Quand Frêche mobilise le peuple catalan

La Catalogne Nord est debout, les drapeaux sang et or flottent sur les foules en marche, on pétitionne à tous les coins du département, les politiques de toute obédience prennent peur... Au terme d'une heure passée dans le modeste local du Bloc Català à Perpignan, il n'y aurait donc plus de doute: c'est le Traité des Pyrénées qu'on déchire, c'est Perpignan, c'est le Roussillon tout entier qui font sécession. Naturellement on n'ignore pas que le Catalan a volontiers le sang vif. Mais là, ce n'est plus l'épiderme qui serait atteint: c'est le cœur, c'est la tripe. Et il aurait suffi pour cela d'un nom, d'un seul: Septimanie! Déjà l'appellation Languedoc-Roussillon ne satisfaisait guère les Catalans. Ce mot-appendice les renvoyait à l'éternelle frustration: avoir été, bon gré, mal gré, rattaché
à Montpellier. Un rattachement à Toulouse ne les aurait pas satisfaits davantage, notez bien.
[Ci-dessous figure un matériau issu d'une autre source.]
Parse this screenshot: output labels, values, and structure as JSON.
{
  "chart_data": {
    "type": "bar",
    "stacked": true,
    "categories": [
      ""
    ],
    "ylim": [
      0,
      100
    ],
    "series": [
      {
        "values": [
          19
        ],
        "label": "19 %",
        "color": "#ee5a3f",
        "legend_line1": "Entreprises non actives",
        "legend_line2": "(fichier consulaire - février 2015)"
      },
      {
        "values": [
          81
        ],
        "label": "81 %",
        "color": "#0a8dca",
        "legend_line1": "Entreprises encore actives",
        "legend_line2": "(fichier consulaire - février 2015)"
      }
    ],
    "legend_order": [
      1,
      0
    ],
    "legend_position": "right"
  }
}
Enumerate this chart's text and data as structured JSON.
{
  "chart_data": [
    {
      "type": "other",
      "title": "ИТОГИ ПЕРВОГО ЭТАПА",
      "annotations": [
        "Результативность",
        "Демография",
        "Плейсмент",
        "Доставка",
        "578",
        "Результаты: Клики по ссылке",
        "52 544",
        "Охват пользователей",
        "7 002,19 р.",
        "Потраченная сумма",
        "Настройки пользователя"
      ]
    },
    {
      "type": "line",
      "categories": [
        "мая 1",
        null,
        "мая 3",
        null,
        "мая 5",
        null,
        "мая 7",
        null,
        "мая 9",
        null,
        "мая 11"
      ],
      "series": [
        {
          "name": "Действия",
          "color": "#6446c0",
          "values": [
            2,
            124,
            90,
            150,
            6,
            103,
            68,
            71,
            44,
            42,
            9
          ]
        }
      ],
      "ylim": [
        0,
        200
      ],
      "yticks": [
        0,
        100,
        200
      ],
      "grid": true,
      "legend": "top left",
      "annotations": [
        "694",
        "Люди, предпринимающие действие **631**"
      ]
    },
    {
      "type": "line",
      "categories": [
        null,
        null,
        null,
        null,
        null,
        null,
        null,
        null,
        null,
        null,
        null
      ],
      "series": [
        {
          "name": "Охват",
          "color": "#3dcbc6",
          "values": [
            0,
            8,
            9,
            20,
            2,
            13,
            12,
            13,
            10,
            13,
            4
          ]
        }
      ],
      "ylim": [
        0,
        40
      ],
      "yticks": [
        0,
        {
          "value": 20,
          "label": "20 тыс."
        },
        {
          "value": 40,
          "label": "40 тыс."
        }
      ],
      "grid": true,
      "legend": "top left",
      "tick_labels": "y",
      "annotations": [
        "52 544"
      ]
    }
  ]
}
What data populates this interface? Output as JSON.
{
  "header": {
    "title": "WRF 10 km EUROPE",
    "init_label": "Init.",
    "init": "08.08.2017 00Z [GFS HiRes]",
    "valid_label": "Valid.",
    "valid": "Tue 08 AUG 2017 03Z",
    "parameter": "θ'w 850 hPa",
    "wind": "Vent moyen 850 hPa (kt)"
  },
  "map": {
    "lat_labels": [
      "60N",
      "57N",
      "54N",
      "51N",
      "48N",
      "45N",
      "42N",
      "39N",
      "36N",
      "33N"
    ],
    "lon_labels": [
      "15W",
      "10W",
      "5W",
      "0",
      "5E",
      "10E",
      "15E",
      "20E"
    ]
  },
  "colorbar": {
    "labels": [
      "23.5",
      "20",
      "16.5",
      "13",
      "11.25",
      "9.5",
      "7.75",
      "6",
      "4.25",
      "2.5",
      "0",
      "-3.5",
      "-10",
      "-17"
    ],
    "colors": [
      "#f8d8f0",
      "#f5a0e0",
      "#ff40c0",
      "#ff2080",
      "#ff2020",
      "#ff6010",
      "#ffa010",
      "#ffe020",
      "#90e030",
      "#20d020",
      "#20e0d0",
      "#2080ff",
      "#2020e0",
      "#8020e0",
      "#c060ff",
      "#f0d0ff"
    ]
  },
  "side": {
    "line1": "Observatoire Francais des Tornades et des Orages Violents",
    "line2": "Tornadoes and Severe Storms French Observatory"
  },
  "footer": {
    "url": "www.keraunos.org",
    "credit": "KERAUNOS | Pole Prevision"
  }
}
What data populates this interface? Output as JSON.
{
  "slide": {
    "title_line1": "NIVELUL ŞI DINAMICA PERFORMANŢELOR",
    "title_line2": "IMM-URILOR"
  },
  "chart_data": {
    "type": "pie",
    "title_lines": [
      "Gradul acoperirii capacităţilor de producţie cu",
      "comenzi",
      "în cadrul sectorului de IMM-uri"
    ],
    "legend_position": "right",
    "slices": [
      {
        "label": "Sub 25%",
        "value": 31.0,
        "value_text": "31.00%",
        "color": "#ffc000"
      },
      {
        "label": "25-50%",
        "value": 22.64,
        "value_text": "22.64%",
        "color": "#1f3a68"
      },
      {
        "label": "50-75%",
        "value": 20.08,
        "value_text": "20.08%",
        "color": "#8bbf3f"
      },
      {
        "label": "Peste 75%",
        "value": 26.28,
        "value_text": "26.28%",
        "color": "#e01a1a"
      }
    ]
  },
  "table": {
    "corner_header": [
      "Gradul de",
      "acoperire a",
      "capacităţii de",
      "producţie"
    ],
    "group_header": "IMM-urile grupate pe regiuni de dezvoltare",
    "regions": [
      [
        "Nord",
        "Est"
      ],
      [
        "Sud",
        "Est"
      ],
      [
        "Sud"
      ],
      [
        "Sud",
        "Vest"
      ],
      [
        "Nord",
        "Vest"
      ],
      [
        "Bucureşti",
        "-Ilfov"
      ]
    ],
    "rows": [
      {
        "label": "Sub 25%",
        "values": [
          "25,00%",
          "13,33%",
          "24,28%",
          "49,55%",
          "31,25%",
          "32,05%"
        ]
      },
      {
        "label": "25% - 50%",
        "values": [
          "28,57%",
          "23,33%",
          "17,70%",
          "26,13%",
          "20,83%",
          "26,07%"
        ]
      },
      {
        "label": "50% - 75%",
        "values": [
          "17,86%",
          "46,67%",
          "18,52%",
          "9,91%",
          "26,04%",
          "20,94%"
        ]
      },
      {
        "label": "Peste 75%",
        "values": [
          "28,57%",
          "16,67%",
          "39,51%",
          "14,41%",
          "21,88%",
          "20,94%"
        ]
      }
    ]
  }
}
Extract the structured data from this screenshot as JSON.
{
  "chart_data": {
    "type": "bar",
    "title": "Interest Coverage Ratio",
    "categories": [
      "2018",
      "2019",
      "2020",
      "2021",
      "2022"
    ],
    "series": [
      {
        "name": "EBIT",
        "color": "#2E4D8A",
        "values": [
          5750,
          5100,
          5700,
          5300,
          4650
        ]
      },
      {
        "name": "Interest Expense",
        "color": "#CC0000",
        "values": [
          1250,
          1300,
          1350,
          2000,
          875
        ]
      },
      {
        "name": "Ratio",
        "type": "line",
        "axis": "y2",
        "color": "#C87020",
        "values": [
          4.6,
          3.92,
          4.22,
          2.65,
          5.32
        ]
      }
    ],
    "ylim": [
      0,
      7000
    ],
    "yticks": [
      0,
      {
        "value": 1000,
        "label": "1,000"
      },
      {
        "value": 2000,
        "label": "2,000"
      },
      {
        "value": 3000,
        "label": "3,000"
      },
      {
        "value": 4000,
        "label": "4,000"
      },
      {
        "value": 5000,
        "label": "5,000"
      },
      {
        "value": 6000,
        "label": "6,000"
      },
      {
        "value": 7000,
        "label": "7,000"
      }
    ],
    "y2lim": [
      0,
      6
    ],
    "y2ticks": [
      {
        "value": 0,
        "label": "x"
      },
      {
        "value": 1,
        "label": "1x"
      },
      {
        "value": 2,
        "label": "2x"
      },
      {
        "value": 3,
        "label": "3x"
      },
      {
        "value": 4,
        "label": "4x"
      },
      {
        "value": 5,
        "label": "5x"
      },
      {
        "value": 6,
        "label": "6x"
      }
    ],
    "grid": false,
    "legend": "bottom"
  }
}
Car au Bloc Català, on est formel: c'est une région catalane qu'il faut. Une fière région qui recouvrirait les limites exactes du département. «Ce qui nous permettrait d'avoir nos administrations, notre université, notre CHU, de dialoguer avec Barcelone.» Et le conseil général, alors? «On verrait plus tard», dit le secrétaire général du Bloc, Jordi Vera. C'est à ce vieux rêve, un peu fané par les vagues successives de la décentralisation, que le mot Septimanie aurait redonné des couleurs. Sans doute faut-il relativiser. Après tout, le Bloc Català n'a jamais fait des étincelles électorales: jamais plus de 4 ou 5%. Mais, jouant sur le vieux particularisme, embouchant les trompettes de la fierté catalane face aux aspérités de langage de Georges Frêche, il y a eu cette fois un sursaut. Il est exact qu'une pétition anti-Septimanie rassemble des milliers de signatures: 20000 annonce le Bloc Català. Exact aussi qu'il n'y a pas un marché, pas une fête qui ne soit le théâtre d'actions anti-septimaniennes. Ainsi y voit-on débarquer le Burro Masqué, vengeur au masque d'âne en hommage au vieil adage des Catalans, tous caps de burro. Ainsi voit-on fleurir ces mêmes ânes, autocollés par centaines sur les pare brises. Quant au site internet Septimano, c'est un florilège cruel où Frêche est portraituré en dictateur de Chaplin, où la Septimanie devient septicémie. «Soyons reconnaissants à Georges Frêche, dit avec la foi des convertis le non-Catalan de souche Denis Spiral. Avec ses foucades, il réveille le peuple catalan.» On ne sait si le réveil ira jusqu'à la révolte mais il est vrai que cette agitation embarrasse les politiques: la droite, dont le maire de Perpignan Jean-Paul Alduy, a rejoint les rangs des anti et la gauche est bien ennuyée. Le très frêchiste président du conseil général Christian Bourquin louvoie sur l'idée de la Septimanie simple "marque-ombrelle" pour promouvoir les produits de la région. Le 8octobre, les anti pourront se compter: une vaste manifestation est organisée à Perpignan. La Catalogne contre la Septimanie?